1. Define the monitoring objective

Start by identifying the quantity and use case. Personal whole-body monitoring, extremity monitoring, workplace monitoring and environmental monitoring are not interchangeable. IEC 62387:2020 distinguishes quantities such as Hp(10), Hp(3), Hp(0.07), H*(10), H'(3) and H'(0.07) for photon and beta radiation monitoring systems.

2. Match the element to the radiation field

LiF:Mg,Ti

LiF:Mg,Ti is a well-established thermoluminescent material. It is widely used where a robust, familiar material and established laboratory procedures are important.

LiF:Mg,Cu,P

LiF:Mg,Cu,P is valued for high sensitivity and near tissue equivalence. Its response characteristics and heat-treatment requirements still need to be validated with the intended reader and annealing process.

6Li-enriched LiF

Where neutron response is required, lithium isotope composition matters. A dedicated neutron dosimetry design should be evaluated as a complete system. ISO 21909-1:2021 describes performance and test requirements for passive neutron personal dosimetry systems.

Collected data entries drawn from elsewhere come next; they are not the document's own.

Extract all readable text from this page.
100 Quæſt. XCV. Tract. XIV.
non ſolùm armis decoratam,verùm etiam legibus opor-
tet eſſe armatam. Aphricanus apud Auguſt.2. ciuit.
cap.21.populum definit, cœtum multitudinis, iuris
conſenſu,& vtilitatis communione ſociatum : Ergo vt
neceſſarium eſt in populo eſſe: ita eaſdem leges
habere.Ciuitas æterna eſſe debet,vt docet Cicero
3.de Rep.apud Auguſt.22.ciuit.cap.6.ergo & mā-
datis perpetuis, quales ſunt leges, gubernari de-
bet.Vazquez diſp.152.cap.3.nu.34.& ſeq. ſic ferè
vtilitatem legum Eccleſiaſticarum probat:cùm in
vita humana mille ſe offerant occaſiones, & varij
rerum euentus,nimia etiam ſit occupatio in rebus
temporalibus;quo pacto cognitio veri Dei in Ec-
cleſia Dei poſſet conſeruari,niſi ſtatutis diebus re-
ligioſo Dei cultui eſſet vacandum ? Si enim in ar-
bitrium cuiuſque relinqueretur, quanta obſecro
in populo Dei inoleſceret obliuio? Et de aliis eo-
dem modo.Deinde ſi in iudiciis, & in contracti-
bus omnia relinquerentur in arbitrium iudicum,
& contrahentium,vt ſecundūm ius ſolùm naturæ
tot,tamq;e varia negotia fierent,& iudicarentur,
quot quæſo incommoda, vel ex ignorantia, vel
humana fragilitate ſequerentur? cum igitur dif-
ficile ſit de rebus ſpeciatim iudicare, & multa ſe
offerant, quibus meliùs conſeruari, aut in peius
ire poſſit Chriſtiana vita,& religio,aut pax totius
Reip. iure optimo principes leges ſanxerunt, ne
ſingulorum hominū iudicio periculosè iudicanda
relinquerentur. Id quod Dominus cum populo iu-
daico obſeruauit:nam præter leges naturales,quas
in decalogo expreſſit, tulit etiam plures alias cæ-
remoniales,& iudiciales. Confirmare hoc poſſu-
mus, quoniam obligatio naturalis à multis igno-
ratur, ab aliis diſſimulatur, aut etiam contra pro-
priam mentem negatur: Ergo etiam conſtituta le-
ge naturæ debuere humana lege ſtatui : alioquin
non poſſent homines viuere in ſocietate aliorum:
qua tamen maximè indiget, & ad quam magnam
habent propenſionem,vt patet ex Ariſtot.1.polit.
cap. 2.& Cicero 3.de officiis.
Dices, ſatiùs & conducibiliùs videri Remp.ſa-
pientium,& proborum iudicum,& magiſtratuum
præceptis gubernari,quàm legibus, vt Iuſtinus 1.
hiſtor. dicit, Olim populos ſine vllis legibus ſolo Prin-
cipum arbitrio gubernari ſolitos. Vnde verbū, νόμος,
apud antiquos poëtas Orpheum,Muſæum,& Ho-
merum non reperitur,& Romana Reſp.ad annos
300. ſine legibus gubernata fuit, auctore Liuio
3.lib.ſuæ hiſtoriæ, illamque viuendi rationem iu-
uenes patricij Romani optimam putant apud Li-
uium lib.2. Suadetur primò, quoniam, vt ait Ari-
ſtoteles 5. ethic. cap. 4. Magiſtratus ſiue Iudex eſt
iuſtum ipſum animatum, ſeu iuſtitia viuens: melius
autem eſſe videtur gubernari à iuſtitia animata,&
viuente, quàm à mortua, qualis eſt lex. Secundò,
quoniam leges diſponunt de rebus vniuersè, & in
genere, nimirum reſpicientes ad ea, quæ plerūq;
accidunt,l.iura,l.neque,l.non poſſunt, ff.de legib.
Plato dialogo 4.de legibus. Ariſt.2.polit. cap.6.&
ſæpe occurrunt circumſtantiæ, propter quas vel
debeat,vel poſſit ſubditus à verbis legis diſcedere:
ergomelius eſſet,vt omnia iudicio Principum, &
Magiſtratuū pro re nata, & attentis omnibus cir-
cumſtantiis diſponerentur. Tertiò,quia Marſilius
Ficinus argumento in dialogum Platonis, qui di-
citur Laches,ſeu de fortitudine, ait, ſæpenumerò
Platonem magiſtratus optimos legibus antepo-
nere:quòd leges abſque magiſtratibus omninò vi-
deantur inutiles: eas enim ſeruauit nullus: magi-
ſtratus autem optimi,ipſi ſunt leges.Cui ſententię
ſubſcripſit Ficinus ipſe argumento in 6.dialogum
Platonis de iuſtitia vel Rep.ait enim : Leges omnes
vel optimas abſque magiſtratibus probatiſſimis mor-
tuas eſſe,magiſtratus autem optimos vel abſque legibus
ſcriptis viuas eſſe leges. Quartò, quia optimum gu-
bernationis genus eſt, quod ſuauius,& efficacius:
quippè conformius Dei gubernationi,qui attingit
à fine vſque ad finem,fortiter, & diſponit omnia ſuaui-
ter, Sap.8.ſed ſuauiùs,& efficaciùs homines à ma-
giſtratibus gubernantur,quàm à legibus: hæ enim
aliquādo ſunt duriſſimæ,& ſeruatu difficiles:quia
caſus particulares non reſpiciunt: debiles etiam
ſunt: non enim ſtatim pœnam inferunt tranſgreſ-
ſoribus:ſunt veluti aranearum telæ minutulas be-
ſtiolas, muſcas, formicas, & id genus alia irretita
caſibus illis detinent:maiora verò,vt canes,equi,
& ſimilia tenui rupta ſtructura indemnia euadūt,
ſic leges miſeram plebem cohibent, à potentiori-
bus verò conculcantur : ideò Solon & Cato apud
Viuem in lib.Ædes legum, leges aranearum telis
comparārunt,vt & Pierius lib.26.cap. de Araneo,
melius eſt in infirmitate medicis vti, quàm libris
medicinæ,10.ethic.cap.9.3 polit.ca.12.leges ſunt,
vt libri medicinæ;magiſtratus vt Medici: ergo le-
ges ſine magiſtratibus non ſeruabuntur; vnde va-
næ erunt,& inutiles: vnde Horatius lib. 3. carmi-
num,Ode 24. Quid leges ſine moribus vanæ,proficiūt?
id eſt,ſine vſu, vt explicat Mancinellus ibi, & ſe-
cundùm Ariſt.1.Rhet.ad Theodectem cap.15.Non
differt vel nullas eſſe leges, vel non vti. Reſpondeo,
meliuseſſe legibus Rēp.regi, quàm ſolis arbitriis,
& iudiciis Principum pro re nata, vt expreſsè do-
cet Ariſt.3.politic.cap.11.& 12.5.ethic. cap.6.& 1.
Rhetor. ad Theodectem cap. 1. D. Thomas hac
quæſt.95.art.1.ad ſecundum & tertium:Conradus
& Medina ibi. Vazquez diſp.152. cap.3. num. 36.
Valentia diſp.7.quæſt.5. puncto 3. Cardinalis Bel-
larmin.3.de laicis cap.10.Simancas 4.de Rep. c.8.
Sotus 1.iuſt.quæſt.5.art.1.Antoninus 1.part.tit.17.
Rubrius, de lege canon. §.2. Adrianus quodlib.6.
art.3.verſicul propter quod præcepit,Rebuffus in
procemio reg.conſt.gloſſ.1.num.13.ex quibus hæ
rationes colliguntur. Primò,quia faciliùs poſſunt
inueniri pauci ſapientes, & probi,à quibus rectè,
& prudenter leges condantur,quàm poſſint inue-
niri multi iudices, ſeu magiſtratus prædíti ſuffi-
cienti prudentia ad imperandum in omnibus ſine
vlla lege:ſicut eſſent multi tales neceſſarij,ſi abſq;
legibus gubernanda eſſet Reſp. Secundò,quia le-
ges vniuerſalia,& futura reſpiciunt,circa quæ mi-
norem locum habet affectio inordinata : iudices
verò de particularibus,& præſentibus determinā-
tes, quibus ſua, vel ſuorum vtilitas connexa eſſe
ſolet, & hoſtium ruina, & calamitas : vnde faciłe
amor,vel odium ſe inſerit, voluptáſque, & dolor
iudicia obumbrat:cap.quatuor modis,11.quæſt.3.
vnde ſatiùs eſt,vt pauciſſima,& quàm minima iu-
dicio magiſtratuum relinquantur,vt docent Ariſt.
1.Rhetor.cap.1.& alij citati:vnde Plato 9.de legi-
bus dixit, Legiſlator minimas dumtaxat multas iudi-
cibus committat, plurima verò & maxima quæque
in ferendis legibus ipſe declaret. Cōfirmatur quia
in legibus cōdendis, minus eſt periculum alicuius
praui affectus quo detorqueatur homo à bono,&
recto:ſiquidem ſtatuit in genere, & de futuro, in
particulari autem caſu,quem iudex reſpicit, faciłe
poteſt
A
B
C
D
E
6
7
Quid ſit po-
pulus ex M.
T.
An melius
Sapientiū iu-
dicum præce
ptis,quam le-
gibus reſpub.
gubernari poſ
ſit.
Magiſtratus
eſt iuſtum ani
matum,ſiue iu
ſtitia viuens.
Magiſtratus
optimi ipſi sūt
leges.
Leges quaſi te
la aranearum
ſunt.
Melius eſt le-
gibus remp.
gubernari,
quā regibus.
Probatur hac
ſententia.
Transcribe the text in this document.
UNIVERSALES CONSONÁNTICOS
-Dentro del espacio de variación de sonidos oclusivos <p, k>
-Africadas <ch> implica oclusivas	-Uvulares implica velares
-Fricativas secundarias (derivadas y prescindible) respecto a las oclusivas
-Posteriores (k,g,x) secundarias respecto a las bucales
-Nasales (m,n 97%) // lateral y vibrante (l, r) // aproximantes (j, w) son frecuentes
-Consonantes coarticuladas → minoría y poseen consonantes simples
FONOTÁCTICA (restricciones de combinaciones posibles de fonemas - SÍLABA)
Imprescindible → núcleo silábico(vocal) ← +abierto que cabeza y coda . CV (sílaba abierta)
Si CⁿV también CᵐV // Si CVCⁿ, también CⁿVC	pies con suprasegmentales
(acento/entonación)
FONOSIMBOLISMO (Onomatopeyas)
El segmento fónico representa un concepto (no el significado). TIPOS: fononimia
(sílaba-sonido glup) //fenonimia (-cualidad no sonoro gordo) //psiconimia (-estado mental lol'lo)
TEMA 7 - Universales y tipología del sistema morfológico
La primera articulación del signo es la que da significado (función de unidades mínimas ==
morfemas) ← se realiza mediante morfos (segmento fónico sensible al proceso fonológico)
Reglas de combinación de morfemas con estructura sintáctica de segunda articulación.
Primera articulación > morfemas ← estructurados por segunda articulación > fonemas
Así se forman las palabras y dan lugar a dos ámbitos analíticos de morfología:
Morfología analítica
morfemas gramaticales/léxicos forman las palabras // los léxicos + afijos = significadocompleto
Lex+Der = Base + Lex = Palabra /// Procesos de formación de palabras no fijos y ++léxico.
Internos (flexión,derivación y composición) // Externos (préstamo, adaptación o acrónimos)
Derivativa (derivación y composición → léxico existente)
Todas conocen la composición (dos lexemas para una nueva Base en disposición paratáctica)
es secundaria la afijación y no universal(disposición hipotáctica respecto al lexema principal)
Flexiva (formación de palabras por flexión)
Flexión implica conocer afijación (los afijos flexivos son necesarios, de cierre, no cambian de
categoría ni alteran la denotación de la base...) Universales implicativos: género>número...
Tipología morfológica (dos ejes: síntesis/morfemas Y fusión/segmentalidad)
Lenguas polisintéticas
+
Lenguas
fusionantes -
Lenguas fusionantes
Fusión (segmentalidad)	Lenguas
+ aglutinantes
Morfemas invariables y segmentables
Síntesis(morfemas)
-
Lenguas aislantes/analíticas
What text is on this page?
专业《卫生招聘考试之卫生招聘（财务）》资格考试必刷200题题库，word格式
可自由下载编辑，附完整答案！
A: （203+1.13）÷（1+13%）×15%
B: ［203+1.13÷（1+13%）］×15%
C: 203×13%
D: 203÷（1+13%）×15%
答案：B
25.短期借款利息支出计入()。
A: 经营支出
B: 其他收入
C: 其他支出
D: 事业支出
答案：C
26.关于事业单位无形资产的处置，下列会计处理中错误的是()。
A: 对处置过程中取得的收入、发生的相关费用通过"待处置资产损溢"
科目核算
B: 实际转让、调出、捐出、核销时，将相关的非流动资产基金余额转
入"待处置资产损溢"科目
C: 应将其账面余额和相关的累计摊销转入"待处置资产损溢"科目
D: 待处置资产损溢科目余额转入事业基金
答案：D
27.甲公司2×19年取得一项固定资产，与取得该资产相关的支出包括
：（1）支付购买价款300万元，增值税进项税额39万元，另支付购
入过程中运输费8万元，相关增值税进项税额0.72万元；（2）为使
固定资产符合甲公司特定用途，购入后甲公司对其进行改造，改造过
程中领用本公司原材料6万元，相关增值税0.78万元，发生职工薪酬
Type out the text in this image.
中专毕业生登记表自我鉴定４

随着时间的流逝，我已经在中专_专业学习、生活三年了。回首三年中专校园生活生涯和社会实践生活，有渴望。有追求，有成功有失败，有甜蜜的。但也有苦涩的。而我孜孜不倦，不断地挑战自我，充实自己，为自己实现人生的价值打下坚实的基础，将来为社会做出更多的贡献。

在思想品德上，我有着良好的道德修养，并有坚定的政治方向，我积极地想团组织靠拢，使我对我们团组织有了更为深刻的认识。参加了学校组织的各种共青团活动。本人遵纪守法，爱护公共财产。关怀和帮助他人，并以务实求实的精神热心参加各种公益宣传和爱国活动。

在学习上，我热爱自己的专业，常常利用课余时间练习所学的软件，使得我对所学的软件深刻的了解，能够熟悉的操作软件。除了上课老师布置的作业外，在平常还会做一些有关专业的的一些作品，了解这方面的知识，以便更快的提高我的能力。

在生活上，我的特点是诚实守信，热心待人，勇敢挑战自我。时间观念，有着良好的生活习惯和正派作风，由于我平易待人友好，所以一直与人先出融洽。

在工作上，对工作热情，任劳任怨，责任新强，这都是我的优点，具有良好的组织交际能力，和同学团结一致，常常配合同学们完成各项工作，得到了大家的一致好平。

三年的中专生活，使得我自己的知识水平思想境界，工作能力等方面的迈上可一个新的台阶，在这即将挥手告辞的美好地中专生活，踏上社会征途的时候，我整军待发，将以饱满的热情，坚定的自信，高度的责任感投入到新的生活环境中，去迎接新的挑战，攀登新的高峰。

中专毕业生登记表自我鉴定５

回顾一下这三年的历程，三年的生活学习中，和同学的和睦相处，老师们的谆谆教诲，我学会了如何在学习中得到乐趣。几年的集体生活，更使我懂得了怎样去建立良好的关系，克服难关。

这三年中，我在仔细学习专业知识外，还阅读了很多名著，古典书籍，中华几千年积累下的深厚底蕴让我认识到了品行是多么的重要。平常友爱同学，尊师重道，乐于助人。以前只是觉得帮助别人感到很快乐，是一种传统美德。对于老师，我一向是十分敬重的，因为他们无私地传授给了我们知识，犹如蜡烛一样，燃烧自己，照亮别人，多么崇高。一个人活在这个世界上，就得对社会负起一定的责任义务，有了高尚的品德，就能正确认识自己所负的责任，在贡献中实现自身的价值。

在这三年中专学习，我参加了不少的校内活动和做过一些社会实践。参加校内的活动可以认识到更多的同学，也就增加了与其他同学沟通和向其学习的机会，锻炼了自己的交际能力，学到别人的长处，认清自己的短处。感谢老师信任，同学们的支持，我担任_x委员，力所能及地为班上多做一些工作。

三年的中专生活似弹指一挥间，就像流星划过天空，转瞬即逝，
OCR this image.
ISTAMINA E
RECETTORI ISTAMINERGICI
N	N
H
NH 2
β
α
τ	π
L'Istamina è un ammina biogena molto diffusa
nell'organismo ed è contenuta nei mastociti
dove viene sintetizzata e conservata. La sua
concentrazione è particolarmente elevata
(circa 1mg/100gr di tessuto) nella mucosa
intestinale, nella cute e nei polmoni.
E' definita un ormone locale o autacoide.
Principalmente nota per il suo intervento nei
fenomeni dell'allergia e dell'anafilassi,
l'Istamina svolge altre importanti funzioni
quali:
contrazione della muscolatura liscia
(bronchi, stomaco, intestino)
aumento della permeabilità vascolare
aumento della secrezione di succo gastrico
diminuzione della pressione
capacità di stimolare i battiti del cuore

3. Evaluate the dose and energy ranges

Ask the supplier for the applicable dose range, element dimensions, batch information and available technical data. Energy dependence is important: different LiF materials can show different responses as photon energy changes. For a new application, laboratory irradiation tests should cover the relevant radiation qualities and dose levels.

4. Confirm reader and process compatibility

Practical recommendation: do not select a TLD element solely because it has higher nominal sensitivity. Choose the element that performs consistently within your complete, validated dosimetry system.